Reaffirmation waives the discharge as to the car loan. Reaffirm, and the car creditor can sue you personally if you stop paying. Even if you got a bankruptcy discharge.
Courts must approve reaffirmations
What the lobbyists didn’t plan for was sloppy drafting of the law they wanted.
The “reformed” law on car loans required the debtor to enter into an agreement to reaffirm the loan AND gave the bankruptcy judge the responsibility to approve the agreement as being in the debtor’s best interests.
And that’s where they blew it.
Courts have regularly held that all that is necessary to entitle the borrower’s car loan to ride through bankruptcy was the debtor’s agreement to reaffirm.

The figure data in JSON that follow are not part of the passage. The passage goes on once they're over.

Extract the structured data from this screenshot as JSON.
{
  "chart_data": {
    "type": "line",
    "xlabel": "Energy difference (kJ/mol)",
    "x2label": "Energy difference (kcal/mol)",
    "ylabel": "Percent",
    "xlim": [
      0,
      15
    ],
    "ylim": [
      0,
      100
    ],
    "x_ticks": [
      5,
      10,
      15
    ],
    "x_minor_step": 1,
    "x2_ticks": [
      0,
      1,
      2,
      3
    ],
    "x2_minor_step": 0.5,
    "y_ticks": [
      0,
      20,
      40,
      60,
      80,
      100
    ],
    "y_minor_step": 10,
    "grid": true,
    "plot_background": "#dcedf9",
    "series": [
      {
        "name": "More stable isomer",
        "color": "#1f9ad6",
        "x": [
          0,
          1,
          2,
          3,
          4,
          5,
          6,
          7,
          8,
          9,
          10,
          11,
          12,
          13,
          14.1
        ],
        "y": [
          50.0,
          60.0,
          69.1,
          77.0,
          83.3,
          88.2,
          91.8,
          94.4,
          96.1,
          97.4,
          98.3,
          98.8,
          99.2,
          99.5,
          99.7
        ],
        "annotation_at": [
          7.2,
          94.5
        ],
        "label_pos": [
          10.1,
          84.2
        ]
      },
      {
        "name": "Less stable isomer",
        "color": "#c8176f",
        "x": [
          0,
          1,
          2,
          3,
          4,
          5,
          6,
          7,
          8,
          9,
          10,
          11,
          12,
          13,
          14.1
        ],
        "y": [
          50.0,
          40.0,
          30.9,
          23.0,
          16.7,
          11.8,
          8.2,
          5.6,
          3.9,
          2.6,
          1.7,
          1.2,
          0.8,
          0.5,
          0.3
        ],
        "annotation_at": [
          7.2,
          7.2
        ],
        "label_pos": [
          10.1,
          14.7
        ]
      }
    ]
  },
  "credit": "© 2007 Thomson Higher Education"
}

The law provided no requirement that the judge approve the agreement to give the creditor the right to sue the debtor after bankruptcy. See Moustafi.
So, under the case law, the debtor gets the benefits of ride-through by just entering into the agreement, even if the judge refuses to approve it. And without approval by the judge, the car creditor can’t sue the debtor if they stop paying on the car later on.
Rooting for disapproval
You see why I want the court to disapprove my client’s proposed reaffirmation agreement. Without the judge’s blessing, there is no deal with the creditor, but the creditor is limited to repossession if the agreement isn’t approved because the debtor did what the law required: agreed to reaffirm.

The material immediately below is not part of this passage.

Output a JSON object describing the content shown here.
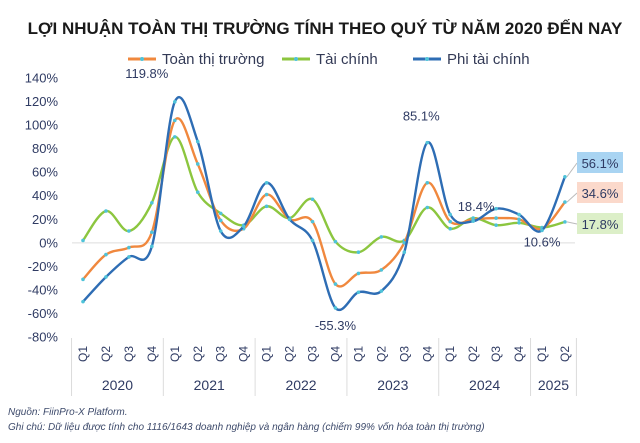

The reaffirmation process requires the debtor to provide a post-bankruptcy budget that shows that he can afford the car loan going forward. Too many debtors have budgets that really don’t have enough money available for the existing loan. And judges see that.
Judges are further concerned about the gap between what the debtor owes on the car versus what the car is worth today. If the debtor finds that he can’t make the payments, he is exposed to a law suit for the difference between the debt and the value of the car, PLUS the lender’s costs of suing him. Ouch.
I really appreciate the judges before whom I practice who take their responsibility to review reaffirmation agreements carefully and patiently explain to my clients why disapproval of the agreement is in their best interests.
And I grin when I lose this bankruptcy battle. Because my client just won.